Kehadiran berbagai unsur pemerintahan dan masyarakat tersebut menunjukkan kuatnya sinergitas antara pemerintah daerah dan masyarakat dalam menjaga nilai budaya lokal.
Dalam sambutannya, Kepala Desa Jatiwates Yudin Karimin menyampaikan bahwa Sedekah Bumi bukan sekadar agenda seremonial, melainkan bentuk rasa syukur kepada Tuhan Yang Maha Esa atas limpahan hasil bumi sekaligus sarana mempererat kebersamaan warga.
Ia menegaskan bahwa tradisi Gawai Bumi harus terus dijaga oleh generasi muda agar nilai gotong royong, kebersamaan, serta kearifan lokal tetap hidup di tengah perkembangan zaman modern.
“Sedekah bumi menjadi identitas budaya desa yang harus dilestarikan sebagai warisan leluhur sekaligus penguat persatuan masyarakat,” ungkapnya.
Perwakilan Bupati Jombang, Drs. Purwanto, dalam sambutannya memberikan apresiasi atas kekompakan masyarakat Desa Jatiwates yang mampu mempertahankan tradisi budaya secara konsisten.
Menurutnya, kegiatan seperti Gawai Bumi memiliki nilai strategis dalam menjaga harmoni sosial, memperkuat budaya nasional, serta mendukung pelestarian tradisi lokal sebagai aset budaya daerah.

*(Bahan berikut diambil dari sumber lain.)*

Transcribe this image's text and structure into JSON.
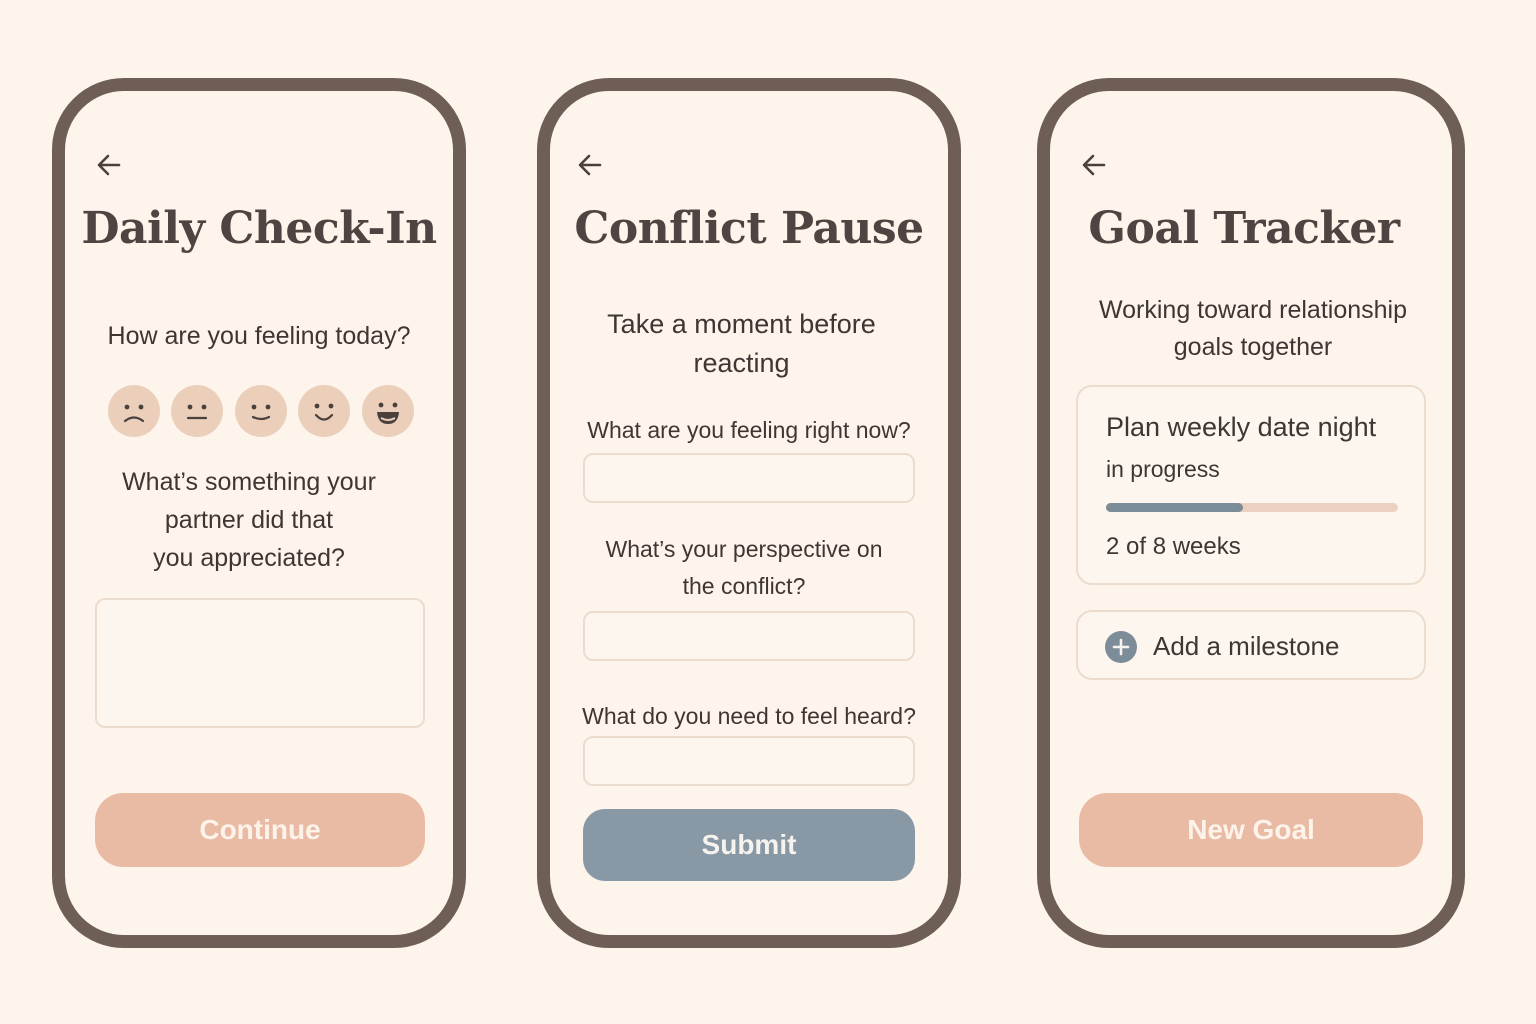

Pemerintah Kabupaten Jombang, lanjutnya, akan terus mendukung kegiatan budaya masyarakat yang mampu meningkatkan nilai kebersamaan dan memperkuat karakter bangsa.

Tamu undangan disambut meriah melalui sendra tari tradisional yang dibawakan para siswi pelajar, menampilkan kekayaan seni budaya lokal yang memukau hadirin.
Rangkaian acara kemudian dilanjutkan dengan sambutan tokoh masyarakat serta ditutup dengan doa bersama sebagai simbol harapan agar masyarakat Desa Jatiwates senantiasa diberikan keselamatan, keberkahan hasil pertanian, dan kemakmuran desa.
Sepanjang kegiatan berlangsung, suasana terlihat tertib, aman, dan penuh kekhidmatan. Antusiasme masyarakat mencerminkan kuatnya semangat gotong royong serta kecintaan terhadap tradisi leluhur.
Sedekah Hasil Bumi Gawai Bumi Subersuko VI tidak hanya menjadi perayaan budaya, tetapi juga bukti nyata bahwa masyarakat Jombang tetap menjaga nilai spiritual, sosial, dan budaya sebagai fondasi kehidupan bermasyarakat.